Per Russia e Cina i vantaggi da una nuova guerra in Medio Oriente sono evidenti: si apre un secondo fronte che obbliga l’America a venire in aiuto a un secondo alleato aggredito. Dopo l’Ucraina, ora Biden deve ripartire delle risorse scarse indirizzandone una parte verso Israele. “Risorse scarse” in due sensi. Anzitutto perché gli arsenali americani già soffrivano di scarsità, per esempio nelle munizioni richieste dalle forze ucraine. Secondo, le risorse militari americane sono soggette a una scarsità di tipo politico: sull’appoggio all’Ucraina c’erano vistose defezioni in campo repubblicano, sul sostegno a Israele Biden deve fare i conti con la sinistra democratica filo-palestinese. In conclusione, il duo Iran-Hamas ha fatto un regalo a Putin aprendo un fronte che distrae l’America dall’Ucraina; un regalo pure a Xi Jinping perché quest’America ha meno attenzione e risorse da destinare all’Estremo Oriente.

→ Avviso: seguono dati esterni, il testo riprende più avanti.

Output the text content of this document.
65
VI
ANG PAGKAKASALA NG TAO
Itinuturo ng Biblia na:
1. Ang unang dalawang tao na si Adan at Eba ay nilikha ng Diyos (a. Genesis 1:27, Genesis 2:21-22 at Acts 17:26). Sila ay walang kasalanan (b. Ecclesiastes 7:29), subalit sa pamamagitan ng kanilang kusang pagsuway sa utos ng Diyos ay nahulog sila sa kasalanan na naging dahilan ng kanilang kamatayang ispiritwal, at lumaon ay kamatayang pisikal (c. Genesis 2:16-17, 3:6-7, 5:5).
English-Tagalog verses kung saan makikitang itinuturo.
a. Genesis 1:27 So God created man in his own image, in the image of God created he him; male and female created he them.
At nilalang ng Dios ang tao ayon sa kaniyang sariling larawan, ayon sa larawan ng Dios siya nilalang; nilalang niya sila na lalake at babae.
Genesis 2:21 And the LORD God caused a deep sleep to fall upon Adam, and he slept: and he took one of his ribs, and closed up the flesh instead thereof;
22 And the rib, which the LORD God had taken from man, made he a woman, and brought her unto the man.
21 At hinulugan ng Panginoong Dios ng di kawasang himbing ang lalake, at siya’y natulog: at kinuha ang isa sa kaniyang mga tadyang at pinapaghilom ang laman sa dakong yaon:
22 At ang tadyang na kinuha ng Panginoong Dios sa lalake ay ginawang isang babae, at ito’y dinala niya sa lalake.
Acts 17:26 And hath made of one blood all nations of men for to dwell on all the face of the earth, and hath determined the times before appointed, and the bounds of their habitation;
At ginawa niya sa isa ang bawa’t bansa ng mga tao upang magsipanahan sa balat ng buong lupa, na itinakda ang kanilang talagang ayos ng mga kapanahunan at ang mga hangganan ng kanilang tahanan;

L’Iran oltre a favorire i propri alleati ha poi un interesse strategico in proprio, in questa vicenda. L’accordo che veniva dato imminente, per il riconoscimento diplomatico d’Israele da parte dell’Arabia Saudita, va sabotato ad ogni costo perché può consolidare un asse israelo-sunnita, un cordone sanitario anti-Iran. Di più: quell’accordo stava maturando in una triangolazione con gli Stati Uniti, che avrebbero offerto come compenso al principe saudita Mohammed bin Salman (MbS) una protezione militare, e perfino una cooperazione in campo nucleare. Di recente MbS ha definito “inaccettabile” che l’Iran diventi una potenza nucleare. Poiché è chiaro che l’Iran sta per diventarlo, se non lo è già, Riad vuole pareggiare il conto.

Ora, lo spettacolo delle vittime civili tra i palestinesi quando l’esercito israeliano inizia l’occupazione di Gaza, renderà più difficile per MbS riconoscere lo Stato d’Israele. MbS è un autocrate però è sensibile allo stato dell’opinione pubblica nel suo Paese, nel mondo arabo, nella comunità sunnita mondiale di cui la sua nazione è una guida come custode dei luoghi sacri dell’Islam. Anche negli Stati Uniti per Biden sarà più arduo fare approvare dal Congresso una protezione militare dell’Arabia, se MbS si schiera con i palestinesi. La grande svolta storica, la riconciliazione arabo-israeliana, diventa molto più complicata. Questo è un vantaggio strategico per l’Iran.

Il regime degli ayatollah pagherà dei prezzi su molti terreni, a cominciare da quello economico, se i tenui segnali di distensione con l’Occidente vengono spazzati via dalla tragedia di questi giorni. Che riflessi può avere questo su un consenso interno già precario? In occasione di un mio viaggio in Iran ricordo di aver sentito molte lamentele di cittadini iraniani contro un regime che “spreca i nostri soldi nelle guerre arabe”, mentre la popolazione langue nella povertà. Ma non è la prima volta che un regime in difficoltà con il proprio consenso interno sceglie l’escalation di tensioni internazionali e la militarizzazione. Anzi, è un caso da manuale su come sopravvivono i sistemi autoritari.